### Home > CALC > Chapter 11 > Lesson 11.1.2 > Problem11-22

11-22.

Examine the integrals below. Consider the multiple tools available for integrating and use the best strategy. After evaluating each integral, write a short description of your method.

1. $\int \frac { 1 } { 2 } \operatorname { sec } ^ { 2 } x \operatorname { tan } x d x$

Use $u$-substitution. Let $u =\operatorname{sec}(x)$.

1. $\int \frac { \operatorname { cos } ^ { 2 } x - \operatorname { sin } ^ { 2 } x } { \operatorname { sin } 2 x } d x$

$\operatorname{cos}^2(x)-\operatorname{sin}^2(x) =\operatorname{cos}(2x)$

Use $u$-substitution. Let $u =\operatorname{sin}(2x)$.
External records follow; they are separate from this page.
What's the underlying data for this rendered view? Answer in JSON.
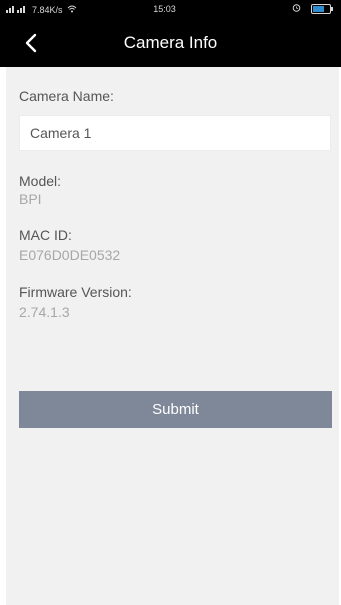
{
  "status_bar": {
    "network_text": "7.84K/s",
    "time": "15:03"
  },
  "header": {
    "title": "Camera Info",
    "back_icon": "chevron-left-icon"
  },
  "form": {
    "camera_name_label": "Camera Name:",
    "camera_name_value": "Camera 1",
    "model_label": "Model:",
    "model_value": "BPI",
    "mac_label": "MAC ID:",
    "mac_value": "E076D0DE0532",
    "firmware_label": "Firmware Version:",
    "firmware_value": "2.74.1.3",
    "submit_label": "Submit"
  },
  "colors": {
    "header_bg": "#000000",
    "panel_bg": "#f1f1f1",
    "button_bg": "#7f8899",
    "label_text": "#555555",
    "value_text": "#a7a7a7"
  }
}
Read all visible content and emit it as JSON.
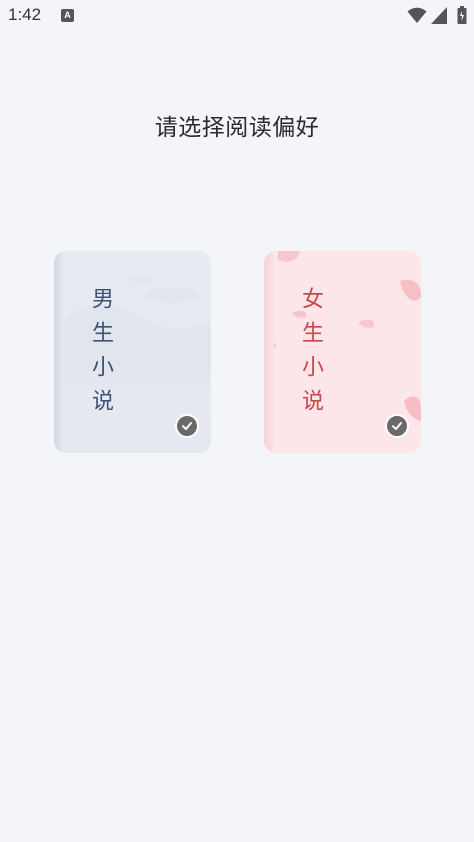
{
  "status_bar": {
    "time": "1:42",
    "app_icon_letter": "A",
    "icons": [
      "wifi-icon",
      "signal-icon",
      "battery-icon"
    ]
  },
  "page": {
    "title": "请选择阅读偏好"
  },
  "options": [
    {
      "label": "男生小说",
      "selected": true,
      "accent": "#3d5275",
      "background": "#e7eaf2"
    },
    {
      "label": "女生小说",
      "selected": true,
      "accent": "#c7484c",
      "background": "#fce6e9"
    }
  ],
  "colors": {
    "page_background": "#f4f5f9",
    "check_badge": "#6a6a6a"
  }
}
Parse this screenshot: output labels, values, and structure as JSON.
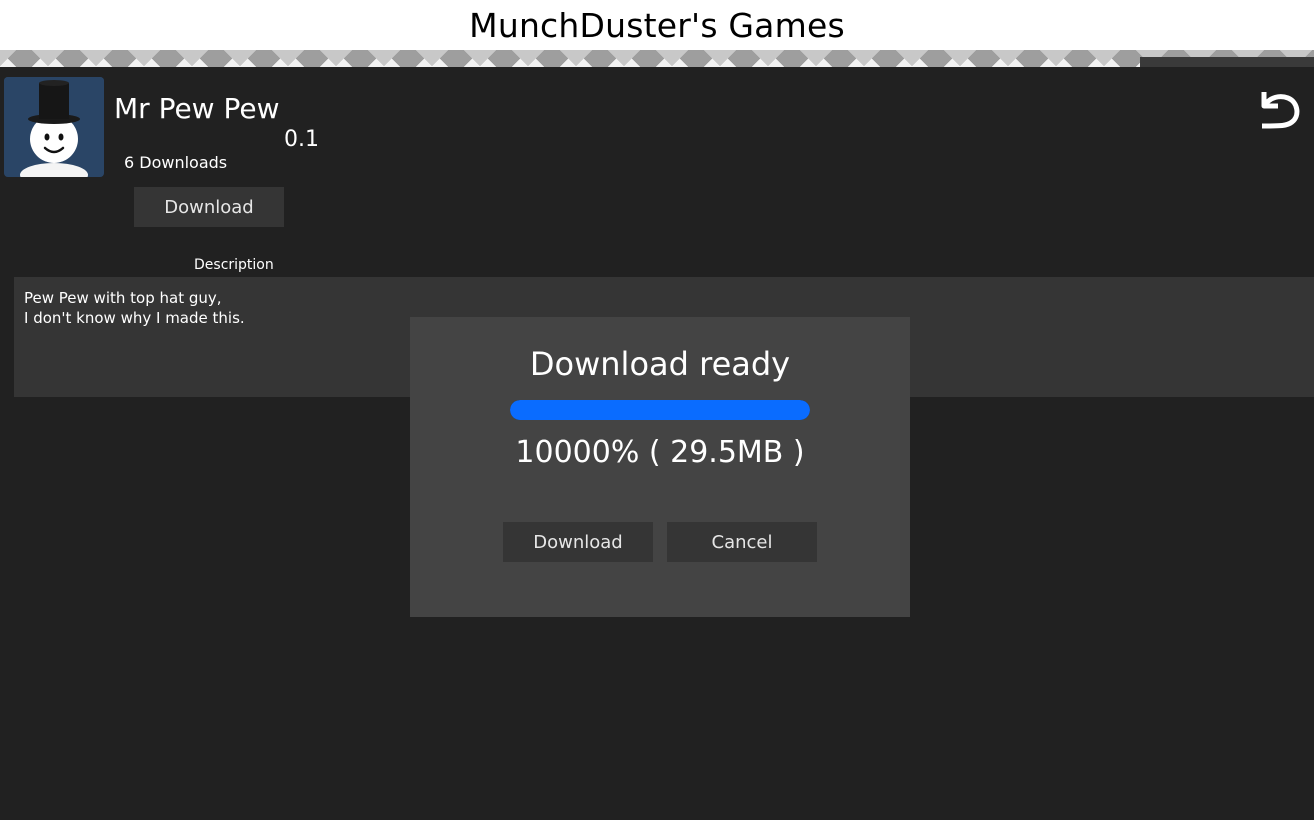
{
  "header": {
    "site_title": "MunchDuster's Games"
  },
  "game": {
    "title": "Mr Pew Pew",
    "version": "0.1",
    "downloads": "6 Downloads",
    "download_label": "Download"
  },
  "description": {
    "label": "Description",
    "lines": [
      "Pew Pew with top hat guy,",
      "I don't know why I made this."
    ]
  },
  "modal": {
    "title": "Download ready",
    "progress_text": "10000% ( 29.5MB )",
    "progress_fraction": 1.0,
    "download_label": "Download",
    "cancel_label": "Cancel"
  },
  "icons": {
    "back": "undo-arrow-icon",
    "thumbnail": "snowman-top-hat-thumbnail"
  },
  "colors": {
    "background": "#212121",
    "panel": "#353535",
    "modal": "#444444",
    "progress": "#0a6cff"
  }
}
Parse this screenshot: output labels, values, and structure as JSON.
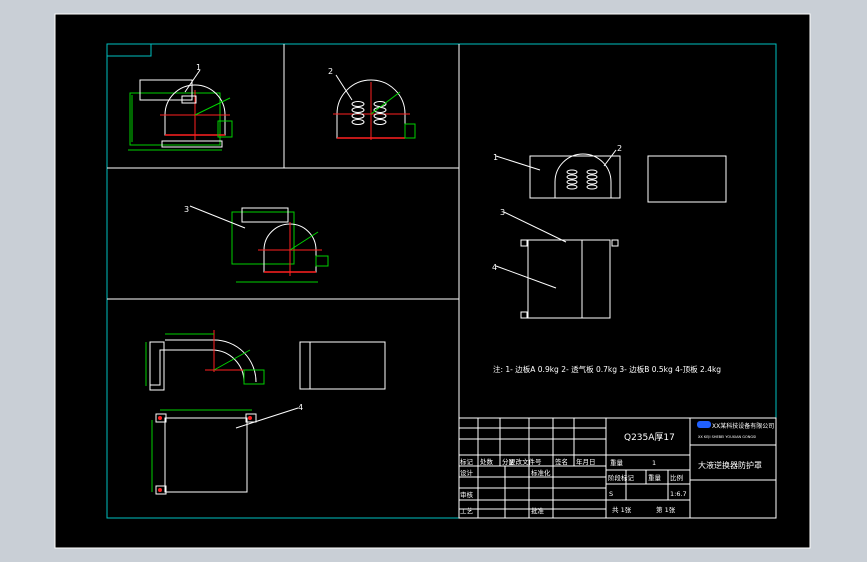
{
  "colors": {
    "outer_bg": "#c9cfd6",
    "sheet_bg": "#000000",
    "frame": "#ffffff",
    "border_cyan": "#00bfbf",
    "green": "#00d000",
    "red": "#ff2020",
    "yellow": "#e8e800",
    "white": "#ffffff"
  },
  "callouts": {
    "v1_part": "1",
    "v2_part": "2",
    "v3_part": "3",
    "v4_part": "4",
    "iso_1": "1",
    "iso_2": "2",
    "iso_3": "3",
    "iso_4": "4"
  },
  "note": "注: 1- 边板A 0.9kg 2- 透气板 0.7kg 3- 边板B 0.5kg 4-顶板 2.4kg",
  "title_block": {
    "material": "Q235A厚17",
    "company": "XX某科技设备有限公司",
    "company_sub": "XX KEJI SHEBEI YOUXIAN GONGSI",
    "drawing_title": "大液逆换器防护罩",
    "rev_headers": [
      "标记",
      "处数",
      "分区",
      "更改文件号",
      "签名",
      "年月日"
    ],
    "design": "设计",
    "standardize": "标准化",
    "review": "审核",
    "process": "工艺",
    "approve": "批准",
    "weight_label": "重量",
    "weight_value": "1",
    "stage_mark": "阶段标记",
    "weight2": "重量",
    "scale": "比例",
    "s_mark": "S",
    "scale_value": "1:6.7",
    "sheets_total": "共 1张",
    "sheet_no": "第 1张"
  }
}
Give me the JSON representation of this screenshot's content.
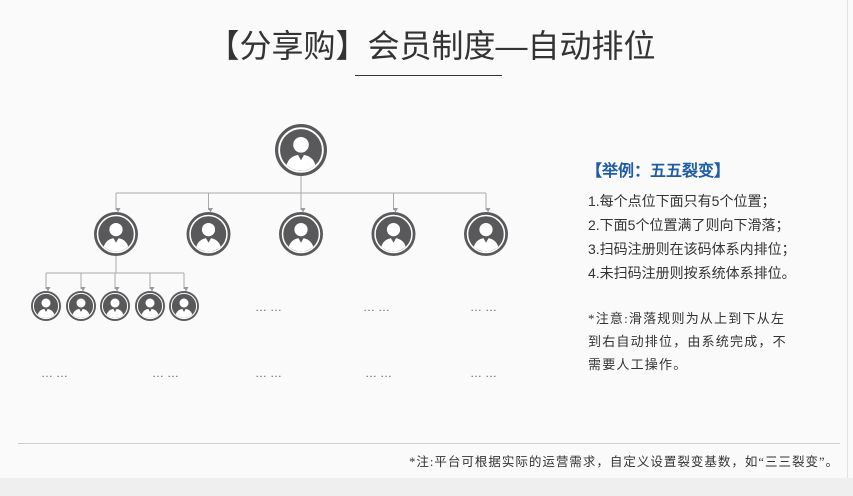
{
  "title": "【分享购】会员制度—自动排位",
  "diagram": {
    "ellipsis": "……"
  },
  "example": {
    "heading": "【举例：五五裂变】",
    "rules": [
      "1.每个点位下面只有5个位置；",
      "2.下面5个位置满了则向下滑落；",
      "3.扫码注册则在该码体系内排位；",
      "4.未扫码注册则按系统体系排位。"
    ],
    "note_lines": [
      "*注意:滑落规则为从上到下从左",
      "到右自动排位，由系统完成，不",
      "需要人工操作。"
    ]
  },
  "footer": {
    "note": "*注:平台可根据实际的运营需求，自定义设置裂变基数，如“三三裂变”。"
  },
  "colors": {
    "heading_blue": "#1f5ca6",
    "avatar_gray": "#59595b",
    "connector_gray": "#aaaaaa"
  },
  "icons": {
    "member": "person-icon"
  }
}
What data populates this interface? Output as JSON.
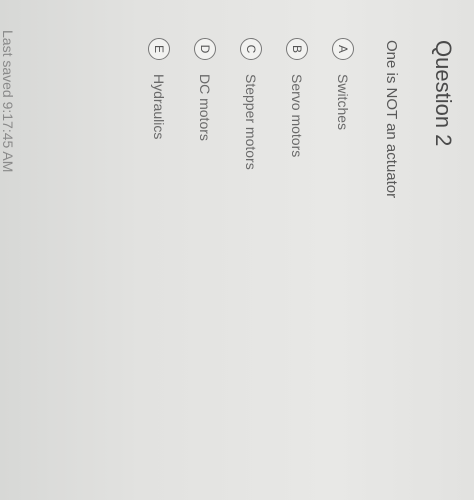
{
  "question": {
    "title": "Question 2",
    "prompt": "One is NOT an actuator"
  },
  "options": [
    {
      "letter": "A",
      "label": "Switches"
    },
    {
      "letter": "B",
      "label": "Servo motors"
    },
    {
      "letter": "C",
      "label": "Stepper motors"
    },
    {
      "letter": "D",
      "label": "DC motors"
    },
    {
      "letter": "E",
      "label": "Hydraulics"
    }
  ],
  "status": {
    "last_saved": "Last saved 9:17:45 AM"
  }
}
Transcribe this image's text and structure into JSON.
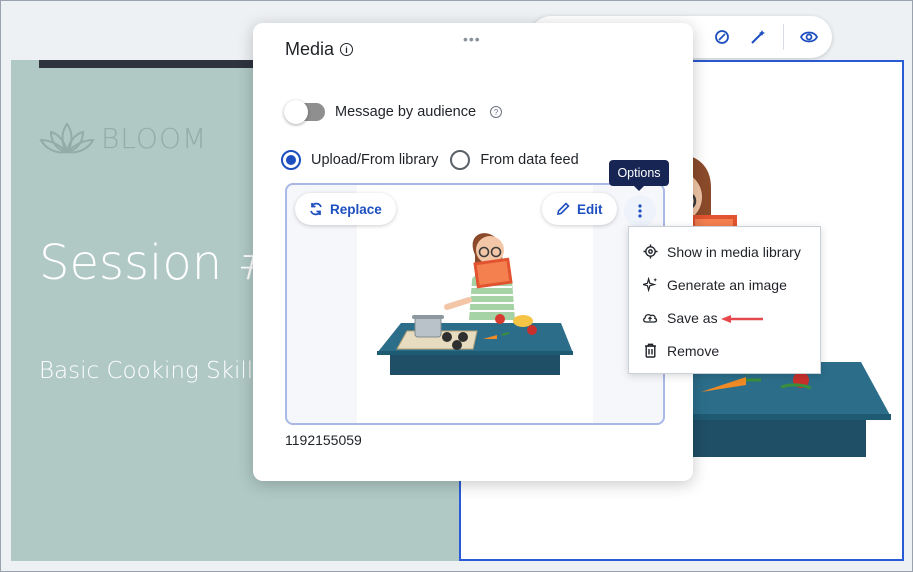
{
  "panel": {
    "title": "Media",
    "message_by_audience_label": "Message by audience",
    "source_options": [
      {
        "label": "Upload/From library",
        "selected": true
      },
      {
        "label": "From data feed",
        "selected": false
      }
    ],
    "replace_label": "Replace",
    "edit_label": "Edit",
    "file_name": "1192155059"
  },
  "tooltip": {
    "text": "Options"
  },
  "options_menu": {
    "items": [
      {
        "label": "Show in media library",
        "icon": "target-icon"
      },
      {
        "label": "Generate an image",
        "icon": "sparkle-icon"
      },
      {
        "label": "Save as",
        "icon": "cloud-upload-icon"
      },
      {
        "label": "Remove",
        "icon": "trash-icon"
      }
    ]
  },
  "canvas": {
    "logo_text": "BLOOM",
    "session_title": "Session #",
    "session_subtitle": "Basic Cooking Skills"
  },
  "colors": {
    "accent": "#1d4fbf",
    "slide_bg": "#b0c9c4",
    "tooltip_bg": "#172554",
    "annotation_arrow": "#e5484d"
  }
}
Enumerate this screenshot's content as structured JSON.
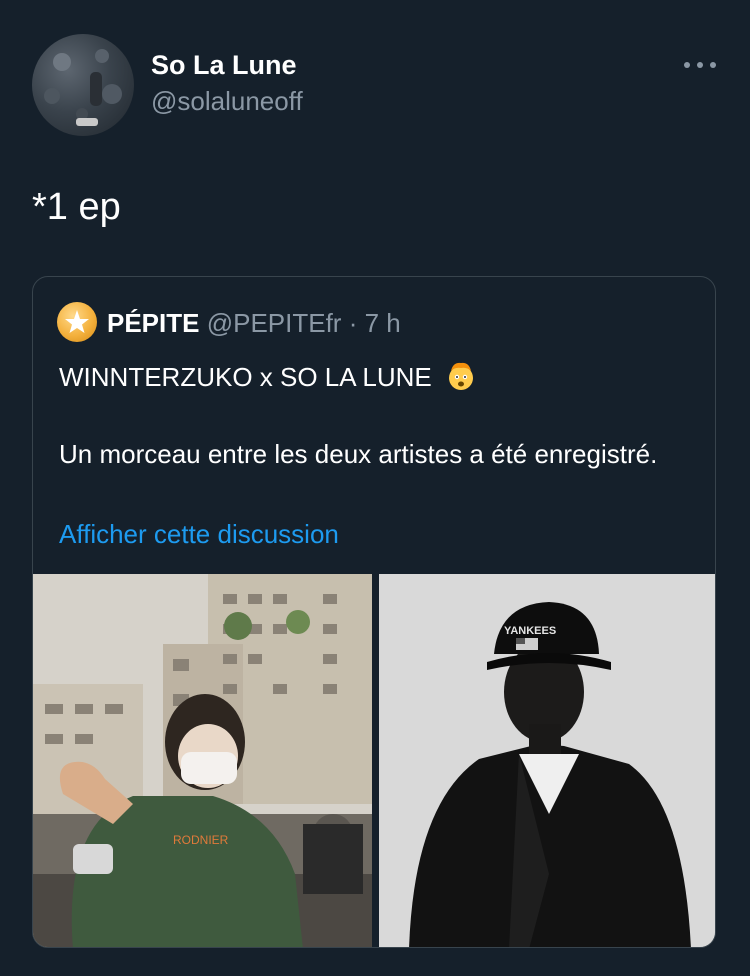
{
  "tweet": {
    "author": {
      "display_name": "So La Lune",
      "handle": "@solaluneoff"
    },
    "text": "*1 ep",
    "more_icon": "more-horizontal-icon"
  },
  "quote": {
    "author_name": "PÉPITE",
    "meta": "@PEPITEfr · 7 h",
    "text_line1": "WINNTERZUKO x SO LA LUNE",
    "emoji": "exploding-head-emoji",
    "text_body": "Un morceau entre les deux artistes a été enregistré.",
    "link": "Afficher cette discussion",
    "avatar_icon": "star-icon"
  },
  "colors": {
    "background": "#15202b",
    "secondary_text": "#8b98a5",
    "link": "#1d9bf0",
    "border": "#38444d"
  }
}
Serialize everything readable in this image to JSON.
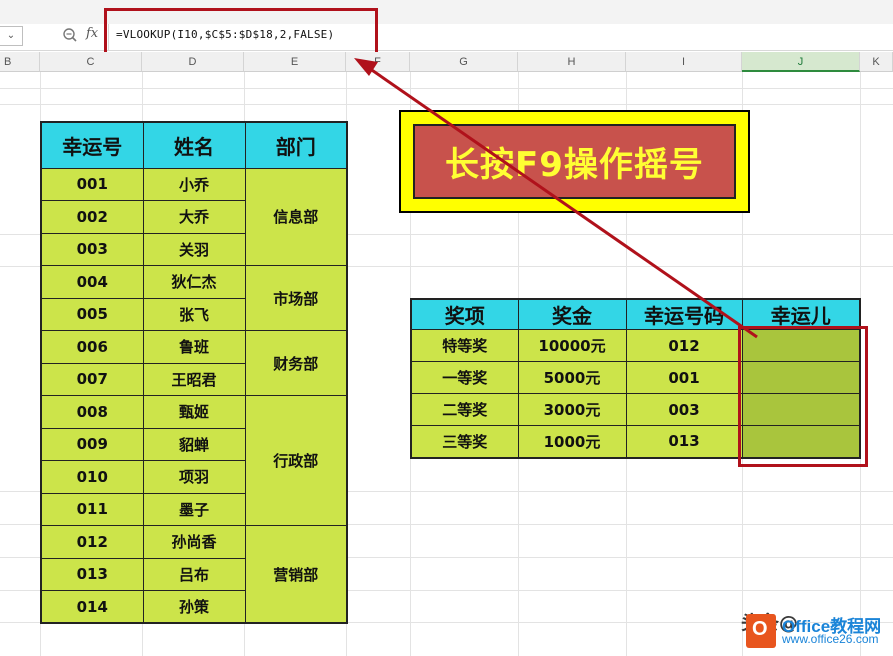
{
  "toolbar": {
    "namebox_arrow": "⌄",
    "fx_label": "fx",
    "formula": "=VLOOKUP(I10,$C$5:$D$18,2,FALSE)"
  },
  "columns": [
    "B",
    "C",
    "D",
    "E",
    "F",
    "G",
    "H",
    "I",
    "J",
    "K"
  ],
  "active_column": "J",
  "left_table": {
    "headers": [
      "幸运号",
      "姓名",
      "部门"
    ],
    "rows": [
      {
        "num": "001",
        "name": "小乔"
      },
      {
        "num": "002",
        "name": "大乔"
      },
      {
        "num": "003",
        "name": "关羽"
      },
      {
        "num": "004",
        "name": "狄仁杰"
      },
      {
        "num": "005",
        "name": "张飞"
      },
      {
        "num": "006",
        "name": "鲁班"
      },
      {
        "num": "007",
        "name": "王昭君"
      },
      {
        "num": "008",
        "name": "甄姬"
      },
      {
        "num": "009",
        "name": "貂蝉"
      },
      {
        "num": "010",
        "name": "项羽"
      },
      {
        "num": "011",
        "name": "墨子"
      },
      {
        "num": "012",
        "name": "孙尚香"
      },
      {
        "num": "013",
        "name": "吕布"
      },
      {
        "num": "014",
        "name": "孙策"
      }
    ],
    "departments": [
      {
        "label": "信息部",
        "rows": 3
      },
      {
        "label": "市场部",
        "rows": 2
      },
      {
        "label": "财务部",
        "rows": 2
      },
      {
        "label": "行政部",
        "rows": 4
      },
      {
        "label": "营销部",
        "rows": 3
      }
    ]
  },
  "banner": {
    "text": "长按F9操作摇号"
  },
  "right_table": {
    "headers": [
      "奖项",
      "奖金",
      "幸运号码",
      "幸运儿"
    ],
    "rows": [
      {
        "prize": "特等奖",
        "amount": "10000元",
        "code": "012",
        "winner": ""
      },
      {
        "prize": "一等奖",
        "amount": "5000元",
        "code": "001",
        "winner": ""
      },
      {
        "prize": "二等奖",
        "amount": "3000元",
        "code": "003",
        "winner": ""
      },
      {
        "prize": "三等奖",
        "amount": "1000元",
        "code": "013",
        "winner": ""
      }
    ]
  },
  "watermark": {
    "site": "Office教程网",
    "url": "www.office26.com",
    "prefix": "头条@"
  },
  "colors": {
    "header_cyan": "#33d6e6",
    "cell_lime": "#cce44a",
    "highlight_red": "#b0111b",
    "banner_yellow": "#ffff00",
    "banner_red": "#c8524c"
  }
}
1. $\int _ { 0 } ^ { a } ( a x ^ { 2 / 3 } - b ) d x$

Note: Given $dx$, $x$ is the only variable.
$\left.=\frac{3}{5}ax^{5/3}-bx\right|_0^a$

1. $\int \frac { 1 } { 2 x \sqrt { x ^ { 2 } - 1 } } d x$

The integrand is a multiple of an inverse trigonometric function. Which one?